İSTANBUL'un fethi yıldönümünde bir yazı yazmayı düşündüm, fakat birkaç gün sonraya, bugüne bıraktım.
Çünkü "Feth-i mübin",siyasi bir mitingin konusu yapılmıştı.
Olgun bir devlet adamı örneği olan 11. Cumhurbaşkanı Abdullah Gül
de niye katılmayacağını şu sözlerle açıkladı:
"Aktif siyasette yer almayacağım için mitinge katılamayacağım."
Büyük tarihi olaylar elli, yüz, bin gibi yıldönümlerinde büyük
faaliyetlerle anılır. Türkiye'de de en büyük fetih kutlaması, 500.
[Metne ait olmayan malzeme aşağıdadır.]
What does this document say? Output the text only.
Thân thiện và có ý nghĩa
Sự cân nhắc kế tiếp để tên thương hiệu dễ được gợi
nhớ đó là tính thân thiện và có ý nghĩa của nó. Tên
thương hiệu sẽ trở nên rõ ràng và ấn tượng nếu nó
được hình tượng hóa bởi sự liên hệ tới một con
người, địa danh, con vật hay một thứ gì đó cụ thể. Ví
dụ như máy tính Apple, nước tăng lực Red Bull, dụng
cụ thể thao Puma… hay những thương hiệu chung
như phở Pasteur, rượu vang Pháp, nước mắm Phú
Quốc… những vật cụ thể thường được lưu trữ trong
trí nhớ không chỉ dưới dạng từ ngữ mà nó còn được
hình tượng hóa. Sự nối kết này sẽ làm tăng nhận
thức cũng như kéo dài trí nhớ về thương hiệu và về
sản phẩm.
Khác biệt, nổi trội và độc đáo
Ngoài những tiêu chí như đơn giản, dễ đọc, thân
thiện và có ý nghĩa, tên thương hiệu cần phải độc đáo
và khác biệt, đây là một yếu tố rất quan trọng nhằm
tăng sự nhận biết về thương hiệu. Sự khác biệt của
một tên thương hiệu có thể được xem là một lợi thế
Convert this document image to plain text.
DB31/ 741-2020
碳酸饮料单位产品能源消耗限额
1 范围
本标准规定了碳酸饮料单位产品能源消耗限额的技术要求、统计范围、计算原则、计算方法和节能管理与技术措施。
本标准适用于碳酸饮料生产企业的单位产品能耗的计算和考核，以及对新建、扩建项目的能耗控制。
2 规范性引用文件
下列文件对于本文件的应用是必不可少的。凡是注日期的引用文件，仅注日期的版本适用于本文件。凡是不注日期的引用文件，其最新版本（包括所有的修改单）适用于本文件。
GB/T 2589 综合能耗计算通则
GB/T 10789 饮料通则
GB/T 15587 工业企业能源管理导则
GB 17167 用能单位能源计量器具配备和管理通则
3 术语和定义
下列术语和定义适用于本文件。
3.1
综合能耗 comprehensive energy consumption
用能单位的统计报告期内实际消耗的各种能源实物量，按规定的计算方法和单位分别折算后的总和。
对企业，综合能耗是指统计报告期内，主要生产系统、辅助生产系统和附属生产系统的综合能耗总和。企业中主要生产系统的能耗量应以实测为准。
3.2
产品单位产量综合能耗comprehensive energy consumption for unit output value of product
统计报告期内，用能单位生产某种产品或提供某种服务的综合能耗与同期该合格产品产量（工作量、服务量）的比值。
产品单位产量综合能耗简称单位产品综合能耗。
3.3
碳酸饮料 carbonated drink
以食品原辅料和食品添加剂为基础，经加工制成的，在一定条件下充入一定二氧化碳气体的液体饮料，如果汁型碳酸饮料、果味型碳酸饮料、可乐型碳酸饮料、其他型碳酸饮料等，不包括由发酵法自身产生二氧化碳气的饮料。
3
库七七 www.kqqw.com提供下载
yıldönümü vesilesiyle 1953'te yapılmıştı. Fakat iktidar 2003'te
yapmadığı büyük gösteriyi, 30 Mayıs 2015'te yaptı. Amaç besbelli,
bir hafta sonraki seçimlerdi.
Konuşmalarda da fetihten az bahsedildi, bol bol siyasi polemik
yapıldı.
BEYLİKTEN DEVLETE
Fetih niye bu kadar önemli? Avrupa tarihindeki sonuçları ayrı bir
konu... İstanbul'u Türklere kazandırması başlı başına muazzam bir
değerdir. Osmanlı'nın aşiret geleneklerine dayalı "Beylik"ten,
teşkilatlı ve kurumlaşmış "devlet"e geçmesi de Fatih ve fetihle
gerçekleşti. Önceki bütün Türk ve Asya devletleri en fazla birkaç
yüzyıl sürmüş, fakat Osmanlı altı yüz yıl sürerek bizi 20. asra
ulaştırmışsa, temeldeki sebep, bu devletleşme, kurumlaşma
faktörüdür.
Büyük tarihçi Fernand Braudel, Osmanlı'nın tarihte örnekleri çok
olan bir göçebe kasırgası değil, kurumlaşmış, bürokrasisi ve arşivi
mevcut hakiki bir devlet olduğunu belirtir. Buna göre de hukuk
teşekkül etti, devlet kurumları oluştu. 19. yüzyılda modernleşme
başladı. Cumhuriyetimiz de Osmanlı'nın parlamento geleneği,
mektepleri, Yargıtay'ı, Danıştay'ı, Sayıştay'ı ve arşivi üzerine
kuruldu.
Bugün Ortadoğu'dan ileri neyimiz varsa Fatih'le başlayan devlet
yapısının modernleşmiş kurumları sayesindedir.